Les appareils pour detecter l’incendie

Déc 3, 2021 | Astuces

Le feu, quelles que soient ses causes, présente certaines caractéristiques constantes et mesurables : il produit des gaz (fumée), provoque une augmentation de la température et émet des rayonnements. Les différents types de détecteurs d’incendie utilisent certaines de ces caractéristiques pour remplir leur fonction.

Détecteurs de fumée

Les détecteurs de fumée sont des détecteurs d’incendie qui, comme leur nom l’indique, détectent la présence de fumée dans l’air et déclenchent une alarme pour avertir du danger d’incendie. En fonction de la méthode utilisée pour la détection, il existe différents types de détecteurs :

Détecteurs ioniques : ils détectent les gaz et les fumées de combustion qui ne sont pas nécessairement visibles. Ils disposent d’une chambre d’ionisation à l’air libre (d’où leur nom). Si de la fumée pénètre dans cette chambre, l’ionisation de l’air est réduite et une condition d’alarme est générée.

Détecteurs optiques/photoélectriques : Ces détecteurs d’incendie comportent deux dispositifs, un dispositif émetteur de lumière et un photorécepteur, situés sur des axes différents. Lorsque la fumée pénètre dans la chambre du détecteur, le faisceau lumineux envoyé par l’émetteur est dispersé et peut atteindre le détecteur, déclenchant ainsi l’alarme.

Il existe un type particulier de détecteur optique appelé détecteur de faisceau infrarouge, qui comporte un élément émetteur, un réflecteur et un récepteur. Dans ce type de détecteur, l’alarme est déclenchée lorsque le faisceau de lumière infrarouge reçu par l’élément récepteur descend en dessous d’une intensité prédéfinie en présence d’une certaine densité de fumée sur le trajet des faisceaux.

Détecteurs de température

Les détecteurs d’incendie à température sont placés là où il n’est pas approprié d’installer des détecteurs de fumée. Généralement dans les zones de service telles que les cuisines ou les garages, où il peut y avoir de la fumée qui n’est pas causée par un incendie accidentel. Selon leur fonction, il existe également différents types.

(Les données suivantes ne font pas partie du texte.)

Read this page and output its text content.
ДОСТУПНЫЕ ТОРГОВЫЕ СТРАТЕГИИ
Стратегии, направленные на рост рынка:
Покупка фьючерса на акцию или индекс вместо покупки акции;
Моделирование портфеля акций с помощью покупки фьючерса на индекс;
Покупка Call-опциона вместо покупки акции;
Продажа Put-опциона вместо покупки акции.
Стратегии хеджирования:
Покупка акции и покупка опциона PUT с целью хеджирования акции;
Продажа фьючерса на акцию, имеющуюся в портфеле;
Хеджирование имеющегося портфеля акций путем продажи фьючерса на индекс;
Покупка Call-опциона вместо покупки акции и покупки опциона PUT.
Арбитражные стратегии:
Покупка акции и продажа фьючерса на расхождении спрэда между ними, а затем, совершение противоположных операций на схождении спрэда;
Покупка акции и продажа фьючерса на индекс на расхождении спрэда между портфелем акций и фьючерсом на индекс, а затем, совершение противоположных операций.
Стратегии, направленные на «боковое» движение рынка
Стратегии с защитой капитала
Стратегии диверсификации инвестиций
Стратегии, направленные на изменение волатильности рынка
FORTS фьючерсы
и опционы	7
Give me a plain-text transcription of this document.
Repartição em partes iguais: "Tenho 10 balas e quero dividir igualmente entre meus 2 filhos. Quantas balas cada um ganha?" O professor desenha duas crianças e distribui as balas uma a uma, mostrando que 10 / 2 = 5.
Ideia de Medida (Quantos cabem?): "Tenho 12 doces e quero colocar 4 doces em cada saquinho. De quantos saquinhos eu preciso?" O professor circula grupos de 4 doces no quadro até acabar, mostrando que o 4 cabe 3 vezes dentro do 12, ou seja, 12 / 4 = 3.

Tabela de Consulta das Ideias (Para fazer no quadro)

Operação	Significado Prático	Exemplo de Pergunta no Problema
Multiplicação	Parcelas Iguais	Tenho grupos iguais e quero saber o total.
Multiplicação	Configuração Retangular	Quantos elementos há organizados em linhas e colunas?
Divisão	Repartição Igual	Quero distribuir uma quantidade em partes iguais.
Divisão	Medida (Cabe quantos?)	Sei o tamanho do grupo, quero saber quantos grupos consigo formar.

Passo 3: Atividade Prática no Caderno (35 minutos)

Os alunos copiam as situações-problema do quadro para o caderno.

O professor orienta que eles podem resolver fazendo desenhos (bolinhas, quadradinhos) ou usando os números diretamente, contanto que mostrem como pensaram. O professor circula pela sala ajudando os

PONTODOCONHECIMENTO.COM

Détecteurs thermiques : également connus sous le nom de détecteurs de température fixe. Ce sont les détecteurs d’incendie à température les plus couramment utilisés. Ils sont conçus pour déclencher une alarme lorsque la température de l’air qui les entoure atteint une limite définie. La température d’activation la plus courante pour ce type de détecteur est de 58 °C, mais il existe sur le marché des détecteurs qui s’activent à une température de 47 °C, ce qui augmente la marge de sécurité.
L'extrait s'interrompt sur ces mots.